I felt the defeat in my gut, but knew it was far too late to do anything more. The Royal’s had begun their schemes and ran turmoil throughout the rest of the world. There was nothing to be done.

I clenched my fist as the woman cocked the gun and put her finger on the trigger. Any moment now and I would be dead. Any moment and the I would never have to worry about this desolate and defiled world anymore. Any moment now and I would let the peace of death take me to a place where control and unrelenting evil of this life would cease. Whatever the afterlife shall be, surely it will be better than this one.

I smirked at the woman in front of me, even though I knew she couldn’t really understand what I meant by it.
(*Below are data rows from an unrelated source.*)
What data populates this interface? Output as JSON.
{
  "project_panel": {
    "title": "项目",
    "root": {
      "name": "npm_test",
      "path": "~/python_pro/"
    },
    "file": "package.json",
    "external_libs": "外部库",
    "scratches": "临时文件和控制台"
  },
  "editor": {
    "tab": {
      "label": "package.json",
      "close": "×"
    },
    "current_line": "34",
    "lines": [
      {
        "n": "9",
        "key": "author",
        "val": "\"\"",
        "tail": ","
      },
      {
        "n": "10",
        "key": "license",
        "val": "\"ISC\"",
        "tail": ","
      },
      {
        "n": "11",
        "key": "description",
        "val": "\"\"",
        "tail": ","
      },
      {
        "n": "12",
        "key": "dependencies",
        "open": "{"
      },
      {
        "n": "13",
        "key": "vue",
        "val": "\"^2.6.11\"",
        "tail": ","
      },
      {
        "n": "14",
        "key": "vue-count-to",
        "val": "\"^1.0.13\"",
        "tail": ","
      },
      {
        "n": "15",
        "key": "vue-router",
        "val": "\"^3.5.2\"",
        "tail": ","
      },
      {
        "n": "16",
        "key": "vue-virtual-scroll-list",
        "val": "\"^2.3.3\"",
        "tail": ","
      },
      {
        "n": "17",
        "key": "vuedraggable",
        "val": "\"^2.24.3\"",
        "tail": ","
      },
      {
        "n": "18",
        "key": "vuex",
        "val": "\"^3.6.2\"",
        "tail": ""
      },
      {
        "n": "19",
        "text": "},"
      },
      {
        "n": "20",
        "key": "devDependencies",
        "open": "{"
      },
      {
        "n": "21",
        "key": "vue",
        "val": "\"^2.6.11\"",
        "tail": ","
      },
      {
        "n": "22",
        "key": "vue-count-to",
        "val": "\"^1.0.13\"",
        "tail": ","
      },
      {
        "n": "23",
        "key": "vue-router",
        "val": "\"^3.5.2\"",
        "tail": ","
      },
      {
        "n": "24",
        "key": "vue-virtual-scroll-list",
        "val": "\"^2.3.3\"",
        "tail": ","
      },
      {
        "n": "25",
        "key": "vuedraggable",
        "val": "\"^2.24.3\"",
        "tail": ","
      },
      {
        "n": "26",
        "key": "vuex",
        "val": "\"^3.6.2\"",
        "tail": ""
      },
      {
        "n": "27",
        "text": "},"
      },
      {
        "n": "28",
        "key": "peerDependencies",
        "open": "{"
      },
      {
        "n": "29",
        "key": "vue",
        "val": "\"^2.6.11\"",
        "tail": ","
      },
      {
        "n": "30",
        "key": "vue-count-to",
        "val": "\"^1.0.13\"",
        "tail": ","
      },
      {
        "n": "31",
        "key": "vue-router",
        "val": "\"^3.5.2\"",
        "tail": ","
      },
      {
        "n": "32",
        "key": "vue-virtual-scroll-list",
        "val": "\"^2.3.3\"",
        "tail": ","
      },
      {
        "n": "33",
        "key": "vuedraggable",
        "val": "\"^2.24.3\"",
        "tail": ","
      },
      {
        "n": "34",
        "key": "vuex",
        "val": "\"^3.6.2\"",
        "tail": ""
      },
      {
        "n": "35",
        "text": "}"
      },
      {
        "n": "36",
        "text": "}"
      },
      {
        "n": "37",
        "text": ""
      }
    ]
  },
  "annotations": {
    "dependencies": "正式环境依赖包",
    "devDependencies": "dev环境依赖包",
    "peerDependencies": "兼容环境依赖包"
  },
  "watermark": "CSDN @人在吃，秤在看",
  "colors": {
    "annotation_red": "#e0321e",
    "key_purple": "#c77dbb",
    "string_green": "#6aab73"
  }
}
She was a stranger to me and yet I knew her all too well. I knew the way her eyes used to sparkle when the sun hit them just right. I knew her smile could brighten every room she walked in better than the light of a thousand stars. I knew the way her brown hair would fall over one shoulder when she was focused in the merriment of reading. I knew the way she bit her bottom lip when she was concentrated far too unyieldingly on specific difficulties. I knew the way her body relaxed when she would see me walk through the door of the foyer every morning after a long nights mission. And most of all, I knew the way she looked at me with longing and relief before she would whisper the words “I love you” just after I returned to her warmth and comfort from a deadly task the night before. A stranger to me now and yet not a stranger at all.

I felt the tears prick in the corners of my eyes, but none fell. If I had any dignity left as a man, I wouldn’t make a show of emotions here and spare my wife the torment of my feelings long kept at bay.

So my grin grows wider as I replay the moments when my wife was not drugged to be nothing more than a killer. When her love warmed my heart so fully that I never thought there was any room left for me to feel much more or when my soul met hers every time our hands made the slightest touch and my lungs ceased to breathe. I would die remembering the way her laughter made my entire being incandescently and irrevocably radiant in the pureness of blessed bliss.

She was all my world and yet it was rapidly fading out of my grasp as I dared another glance at her empty, blue eyes. I took a steadying breath and swallowed the emotion in my throat.

“Take your shot, stranger. You’ll only get one.” I told her, a smile still displayed upon my face.

She pulled the trigger and the body of a guard fell limp near by. I quickly glanced at the definitely dead guard bleeding out next to me and gaped at my wife, speechless.

I stuttered, “How-But you were-I don’t…” I trailed off.

She looked at me, determination causing her brows to narrow. “Run.” She commanded. That was all she said before all hell broke loose in the Gardens.